What are the risks of using revenue-based financing for an eCommerce business?
Revenue-based financing can offer flexibility for eCommerce businesses, but it’s not without its challenges. One of the biggest concerns is the potential for higher overall costs compared to traditional loans. Since repayments are tied to your sales, rapid revenue growth could mean paying back more than you might with a standard loan. On the flip side, if your business hits a rough patch or underperforms, keeping up with repayments could become difficult, adding financial pressure.
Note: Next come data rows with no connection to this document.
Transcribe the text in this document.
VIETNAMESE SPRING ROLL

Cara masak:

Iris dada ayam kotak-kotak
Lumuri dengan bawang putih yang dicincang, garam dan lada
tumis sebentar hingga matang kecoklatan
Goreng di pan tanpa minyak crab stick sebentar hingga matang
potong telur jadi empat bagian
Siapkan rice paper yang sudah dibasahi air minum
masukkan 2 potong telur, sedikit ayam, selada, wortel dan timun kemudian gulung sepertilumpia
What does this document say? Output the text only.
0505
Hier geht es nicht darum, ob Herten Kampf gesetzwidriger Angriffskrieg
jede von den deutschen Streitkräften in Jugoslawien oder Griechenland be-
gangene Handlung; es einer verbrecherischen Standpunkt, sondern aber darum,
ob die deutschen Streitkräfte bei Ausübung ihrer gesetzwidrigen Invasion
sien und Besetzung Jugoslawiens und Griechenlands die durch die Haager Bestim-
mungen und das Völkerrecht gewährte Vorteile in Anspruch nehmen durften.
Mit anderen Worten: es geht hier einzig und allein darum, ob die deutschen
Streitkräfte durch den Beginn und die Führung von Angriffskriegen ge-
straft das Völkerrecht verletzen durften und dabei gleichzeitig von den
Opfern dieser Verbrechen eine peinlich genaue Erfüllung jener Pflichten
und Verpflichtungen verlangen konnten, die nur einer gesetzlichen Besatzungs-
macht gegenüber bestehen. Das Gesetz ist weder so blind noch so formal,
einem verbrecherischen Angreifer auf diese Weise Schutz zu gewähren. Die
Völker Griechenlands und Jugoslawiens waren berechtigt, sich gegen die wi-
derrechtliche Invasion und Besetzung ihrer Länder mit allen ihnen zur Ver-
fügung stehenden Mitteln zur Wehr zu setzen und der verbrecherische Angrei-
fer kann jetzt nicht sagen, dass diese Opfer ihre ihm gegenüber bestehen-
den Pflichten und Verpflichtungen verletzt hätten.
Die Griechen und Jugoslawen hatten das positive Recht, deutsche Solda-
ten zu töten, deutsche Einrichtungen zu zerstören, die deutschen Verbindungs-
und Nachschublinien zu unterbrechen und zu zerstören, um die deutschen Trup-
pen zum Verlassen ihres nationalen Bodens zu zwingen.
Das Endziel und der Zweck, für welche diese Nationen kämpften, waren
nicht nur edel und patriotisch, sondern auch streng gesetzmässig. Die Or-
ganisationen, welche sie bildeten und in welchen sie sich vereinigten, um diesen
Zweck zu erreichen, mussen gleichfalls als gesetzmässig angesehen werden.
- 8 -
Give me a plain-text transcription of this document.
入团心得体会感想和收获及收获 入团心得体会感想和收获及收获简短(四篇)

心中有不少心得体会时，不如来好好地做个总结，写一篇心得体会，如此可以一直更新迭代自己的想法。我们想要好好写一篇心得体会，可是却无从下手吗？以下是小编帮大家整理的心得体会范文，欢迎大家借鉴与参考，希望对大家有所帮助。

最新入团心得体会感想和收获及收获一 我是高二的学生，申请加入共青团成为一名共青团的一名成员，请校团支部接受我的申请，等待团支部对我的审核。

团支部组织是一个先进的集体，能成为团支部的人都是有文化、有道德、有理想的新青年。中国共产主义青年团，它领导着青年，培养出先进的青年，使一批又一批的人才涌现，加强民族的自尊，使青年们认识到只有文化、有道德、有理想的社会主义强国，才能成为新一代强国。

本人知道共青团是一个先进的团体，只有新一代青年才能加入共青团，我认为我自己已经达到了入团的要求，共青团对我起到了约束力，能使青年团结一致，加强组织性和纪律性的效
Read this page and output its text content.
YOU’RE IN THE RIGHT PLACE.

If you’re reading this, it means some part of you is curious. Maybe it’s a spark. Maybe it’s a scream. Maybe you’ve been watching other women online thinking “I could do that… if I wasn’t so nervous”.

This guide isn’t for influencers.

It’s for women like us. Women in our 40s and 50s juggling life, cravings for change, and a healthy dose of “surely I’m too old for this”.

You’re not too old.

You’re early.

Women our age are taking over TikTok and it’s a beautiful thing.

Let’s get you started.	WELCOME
To navigate these risks, it’s critical to thoroughly assess your business’s revenue patterns, understand the repayment terms, and evaluate your financial stability before committing to this financing option. A clear picture of your financial situation can help you make an informed decision.
How can businesses protect their sales data when using revenue-based financing platforms?
To ensure the safety of sales data when using revenue-based financing platforms, businesses need to adopt strong data protection measures. This means utilizing secure connections, routinely checking privacy settings, and adhering to applicable data protection laws.
Take platforms like Onramp Funds, for example. They are built with security at the forefront, offering safe integrations with major eCommerce platforms. This allows businesses to monitor revenue in real-time while keeping sensitive information protected. By practicing sound data management and establishing clear privacy protocols, businesses can securely integrate their sales data without worrying about potential risks.